The memorandum’s instructions to contractors, however, are very specific in terms of the precise situation in which an ALJ’s order would trigger the contractor to pay a hospital full Part B reimbursement, including observation. Unless the medical record for the inpatient hospital claim at issue includes a physician’s order for observation, the only way a hospital will receive reimbursement for observation is if the ALJ’s order instructs the contractor to pay observation. Specifically, the ALJ’s order must clearly specify “observation level of care” for the hospital to receive payment for observation. If the ALJ includes this language in the order then line item charges for observation may be added if otherwise appropriate, as the ALJ’s order substitutes an order to admit for observation that would be included in the record. A hospital with a claim that is without an order for observation in the medical record or without an ALJ’s specified order for reimbursement for observation will not receive reimbursement for observation services. The very precise articulation of the language required in ALJ orders for a hospital to receive observation highlights the importance that hospitals specifically request the alternative relief from an ALJ to be full Part B reimbursement, including observation services and all underlying care.

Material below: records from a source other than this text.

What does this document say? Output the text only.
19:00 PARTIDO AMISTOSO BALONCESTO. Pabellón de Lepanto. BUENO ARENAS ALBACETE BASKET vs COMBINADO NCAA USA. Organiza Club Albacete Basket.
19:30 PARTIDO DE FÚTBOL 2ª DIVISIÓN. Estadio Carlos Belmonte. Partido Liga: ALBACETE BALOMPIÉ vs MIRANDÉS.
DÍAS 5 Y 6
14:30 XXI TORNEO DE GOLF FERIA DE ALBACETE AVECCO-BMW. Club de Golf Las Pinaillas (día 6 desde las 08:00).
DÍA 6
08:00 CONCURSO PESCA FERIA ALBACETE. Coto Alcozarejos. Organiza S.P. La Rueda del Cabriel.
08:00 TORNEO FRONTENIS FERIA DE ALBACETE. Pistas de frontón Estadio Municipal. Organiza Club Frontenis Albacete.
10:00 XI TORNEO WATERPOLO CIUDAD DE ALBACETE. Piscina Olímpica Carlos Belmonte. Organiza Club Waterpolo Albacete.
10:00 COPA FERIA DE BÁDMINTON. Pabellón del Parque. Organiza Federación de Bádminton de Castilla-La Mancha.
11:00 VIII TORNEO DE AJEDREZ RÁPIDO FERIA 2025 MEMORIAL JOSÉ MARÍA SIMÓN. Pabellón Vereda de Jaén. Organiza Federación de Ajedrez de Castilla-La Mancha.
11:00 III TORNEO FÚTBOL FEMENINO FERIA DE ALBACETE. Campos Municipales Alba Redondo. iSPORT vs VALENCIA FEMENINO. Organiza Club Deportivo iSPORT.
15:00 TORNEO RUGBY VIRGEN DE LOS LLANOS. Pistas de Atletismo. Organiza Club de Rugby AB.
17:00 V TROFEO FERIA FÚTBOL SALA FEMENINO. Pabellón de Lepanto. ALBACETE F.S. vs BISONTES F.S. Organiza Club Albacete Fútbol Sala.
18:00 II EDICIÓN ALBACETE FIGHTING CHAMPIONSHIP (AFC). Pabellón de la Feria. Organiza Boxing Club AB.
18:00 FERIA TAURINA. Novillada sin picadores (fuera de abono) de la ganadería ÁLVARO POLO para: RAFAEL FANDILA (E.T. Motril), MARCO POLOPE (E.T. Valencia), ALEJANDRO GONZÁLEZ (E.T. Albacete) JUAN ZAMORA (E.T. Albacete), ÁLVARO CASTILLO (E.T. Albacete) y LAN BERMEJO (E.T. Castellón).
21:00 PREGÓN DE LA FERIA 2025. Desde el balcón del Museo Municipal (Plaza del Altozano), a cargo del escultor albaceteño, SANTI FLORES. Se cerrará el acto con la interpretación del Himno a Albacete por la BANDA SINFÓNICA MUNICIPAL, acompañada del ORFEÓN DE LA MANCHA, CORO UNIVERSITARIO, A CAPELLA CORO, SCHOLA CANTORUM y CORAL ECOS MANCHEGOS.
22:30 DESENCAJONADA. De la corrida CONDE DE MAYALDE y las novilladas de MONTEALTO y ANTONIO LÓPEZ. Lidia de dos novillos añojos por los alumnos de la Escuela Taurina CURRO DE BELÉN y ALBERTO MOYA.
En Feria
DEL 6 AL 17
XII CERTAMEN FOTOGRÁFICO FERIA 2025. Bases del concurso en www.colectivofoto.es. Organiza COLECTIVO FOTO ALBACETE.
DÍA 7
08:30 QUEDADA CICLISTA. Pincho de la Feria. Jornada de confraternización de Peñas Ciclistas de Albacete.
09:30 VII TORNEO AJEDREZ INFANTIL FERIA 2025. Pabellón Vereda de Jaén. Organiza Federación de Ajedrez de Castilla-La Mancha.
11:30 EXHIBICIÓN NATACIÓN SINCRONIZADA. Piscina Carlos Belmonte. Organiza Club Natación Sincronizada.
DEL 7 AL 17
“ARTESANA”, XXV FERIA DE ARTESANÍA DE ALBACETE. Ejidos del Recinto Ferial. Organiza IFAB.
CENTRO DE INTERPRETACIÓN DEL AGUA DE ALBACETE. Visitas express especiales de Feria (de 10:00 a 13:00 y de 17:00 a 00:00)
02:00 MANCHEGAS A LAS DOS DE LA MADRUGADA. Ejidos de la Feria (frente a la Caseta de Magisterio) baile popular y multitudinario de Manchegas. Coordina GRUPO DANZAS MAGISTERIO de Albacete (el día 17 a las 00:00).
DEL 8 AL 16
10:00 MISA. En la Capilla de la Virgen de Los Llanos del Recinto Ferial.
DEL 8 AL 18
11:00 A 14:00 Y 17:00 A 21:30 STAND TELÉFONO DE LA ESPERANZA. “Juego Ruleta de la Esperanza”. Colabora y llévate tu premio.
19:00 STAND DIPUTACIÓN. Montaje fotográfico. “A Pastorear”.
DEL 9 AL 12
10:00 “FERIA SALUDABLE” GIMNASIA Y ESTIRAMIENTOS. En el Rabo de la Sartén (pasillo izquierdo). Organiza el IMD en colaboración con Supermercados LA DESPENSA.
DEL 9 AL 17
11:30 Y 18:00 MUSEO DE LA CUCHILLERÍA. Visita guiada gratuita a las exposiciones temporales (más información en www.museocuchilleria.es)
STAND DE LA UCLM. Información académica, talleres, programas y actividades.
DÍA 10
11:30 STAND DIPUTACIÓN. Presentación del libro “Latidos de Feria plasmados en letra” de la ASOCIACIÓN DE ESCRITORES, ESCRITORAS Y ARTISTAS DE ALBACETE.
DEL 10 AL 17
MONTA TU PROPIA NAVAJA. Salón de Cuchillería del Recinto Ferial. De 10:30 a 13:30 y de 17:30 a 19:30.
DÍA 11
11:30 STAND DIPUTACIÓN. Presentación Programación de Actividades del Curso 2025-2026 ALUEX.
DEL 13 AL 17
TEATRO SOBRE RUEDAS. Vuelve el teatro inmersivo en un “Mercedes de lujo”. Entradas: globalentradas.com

The CMS memorandum is a very positive improvement in the effort to realize accurate Part B reimbursement for hospitals where a contractor has denied an inpatient short-stay claim because the admission was not medically necessary. Although the memorandum still evokes some limitations, it is, to date, the clearest indication from CMS that contractors are now required to effectuate an ALJ’s order for Part B reimbursement where an inpatient claim has been denied for medical necessity. It also highlights to hospitals the crucial importance of the appeals process, especially the ALJ hearing stage. Hospitals should understand that encouraging an ALJ to order reimbursement for observation and all underlying outpatient care is a legal, not a clinical, argument. During appeals, it is essential that hospitals evoke legal arguments and authorities to persuade an ALJ to issue a precise order for Part B reimbursement, including observation services and underlying outpatient care.